No entendimento de Masson (1994) a escola foi criada nas escolhas ideológicas da República. Seus idealizadores, na maioria, foram democratas ou socialistas, aguçando uma paixão pela política. A École Normale Supérieure (ENS) foi inaugurada pelo presidente François Guizot, em 4 de novembro de 1847, com toda a ostentação que a época propiciava. Na biblioteca, 20.000 livros e armários de carvalho, com laboratórios e muitas salas, trazendo uma atmosfera amigável para os seus alunos. Tornando um novo começo para este endereço:

Imagem 4 - Planta baixa, da primeira Escola Normal no mundo

Fonte: Maison de France - RJ (2014).

Este plano da Escola Normal mostra o modelo escolhido pelo arquiteto Henri Alphoense-Gisors: um grande pátio em torno do qual organiza os edifícios com dois jardins: o maior é o do diretor e o menor dos estudantes.

Não se pode deixar de relacionar as similaridades da instituição francesa e a brasileira na questão do decreto, com sua publicação e a construção de um prédio imponente; no método de ensino; na oferta inicial para homens e só depois para as mulheres e a questão do uniforme relatado por Masson (1994). Em 1848, a ENS apresenta um novo uniforme, escolhido por um comitê: túnica escura. "[...] Um jeune élève de l'époque, Dionys Ordinaire,

l'avoue: "nous faisions bonne figure, et les filles, ma foi, nous regardaient...." "[...] Um

jovem estudante na época, Dionys Ordinaire confessa: "nós estávamos fazendo uma boa figura, e as meninas, bem, nos observando." (tradução nossa).

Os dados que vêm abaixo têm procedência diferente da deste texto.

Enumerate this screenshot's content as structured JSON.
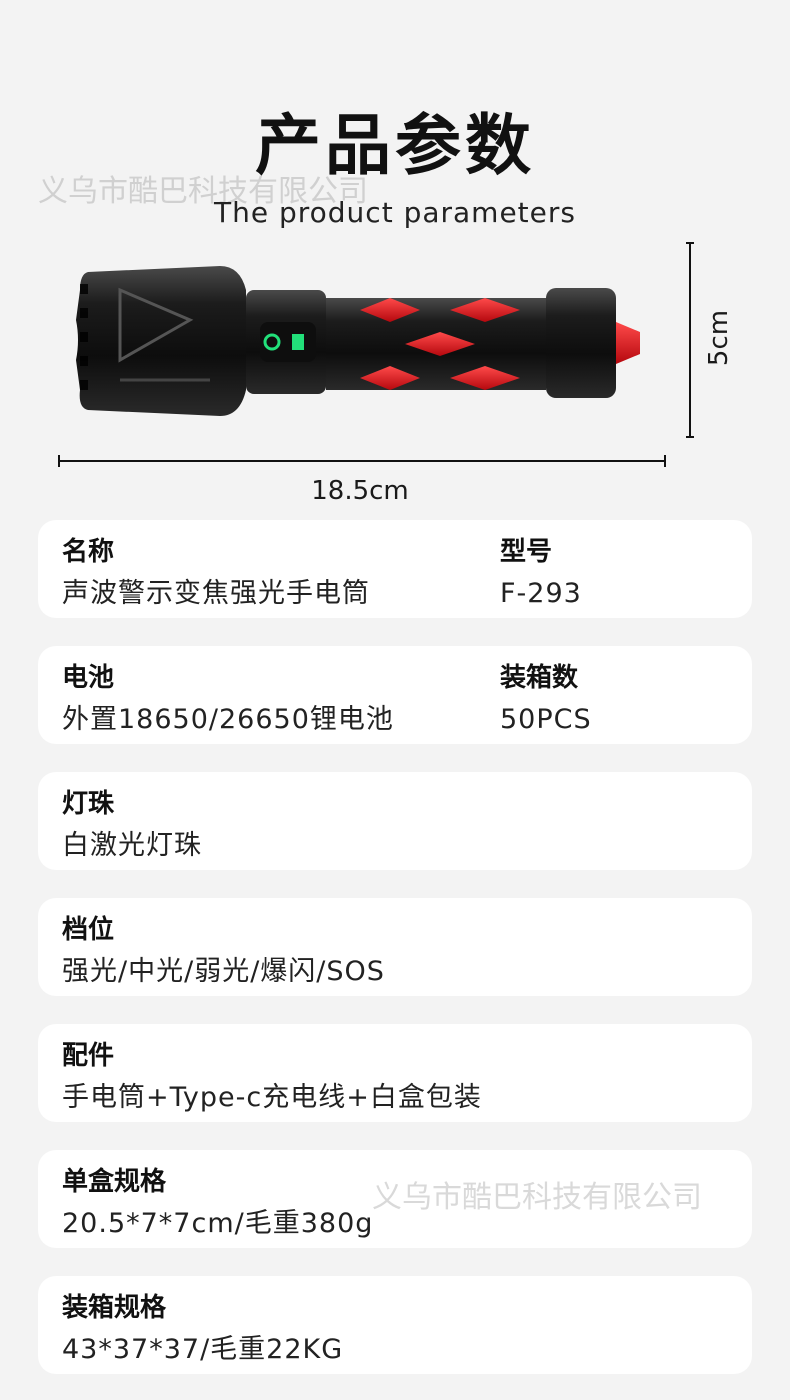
{
  "header": {
    "title": "产品参数",
    "subtitle": "The  product parameters",
    "watermark": "义乌市酷巴科技有限公司"
  },
  "product": {
    "image": "flashlight-image",
    "height_label": "5cm",
    "length_label": "18.5cm",
    "colors": {
      "body": "#1b1b1b",
      "accent": "#e8222a",
      "button_glow": "#22e07a"
    }
  },
  "specs": [
    {
      "left": {
        "label": "名称",
        "value": "声波警示变焦强光手电筒"
      },
      "right": {
        "label": "型号",
        "value": "F-293"
      }
    },
    {
      "left": {
        "label": "电池",
        "value": "外置18650/26650锂电池"
      },
      "right": {
        "label": "装箱数",
        "value": "50PCS"
      }
    },
    {
      "left": {
        "label": "灯珠",
        "value": "白激光灯珠"
      }
    },
    {
      "left": {
        "label": "档位",
        "value": "强光/中光/弱光/爆闪/SOS"
      }
    },
    {
      "left": {
        "label": "配件",
        "value": "手电筒+Type-c充电线+白盒包装"
      }
    },
    {
      "left": {
        "label": "单盒规格",
        "value": "20.5*7*7cm/毛重380g"
      }
    },
    {
      "left": {
        "label": "装箱规格",
        "value": "43*37*37/毛重22KG"
      }
    }
  ]
}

Essas eloquências se baseavam na relação do poder central de atribuir e organizar o ensino Normal do país com a tradicional exclusão dos leigos e participação ativa das elites, principalmente com o discurso que se dava em geral para as escolas de Ensino Normal da França, em que os alunos iriam estudar com os "maiores sábios da época", perpetuando a elitização e colaborando para a desesperança da instrução de elevação do nível de intelectualidade da população francesa.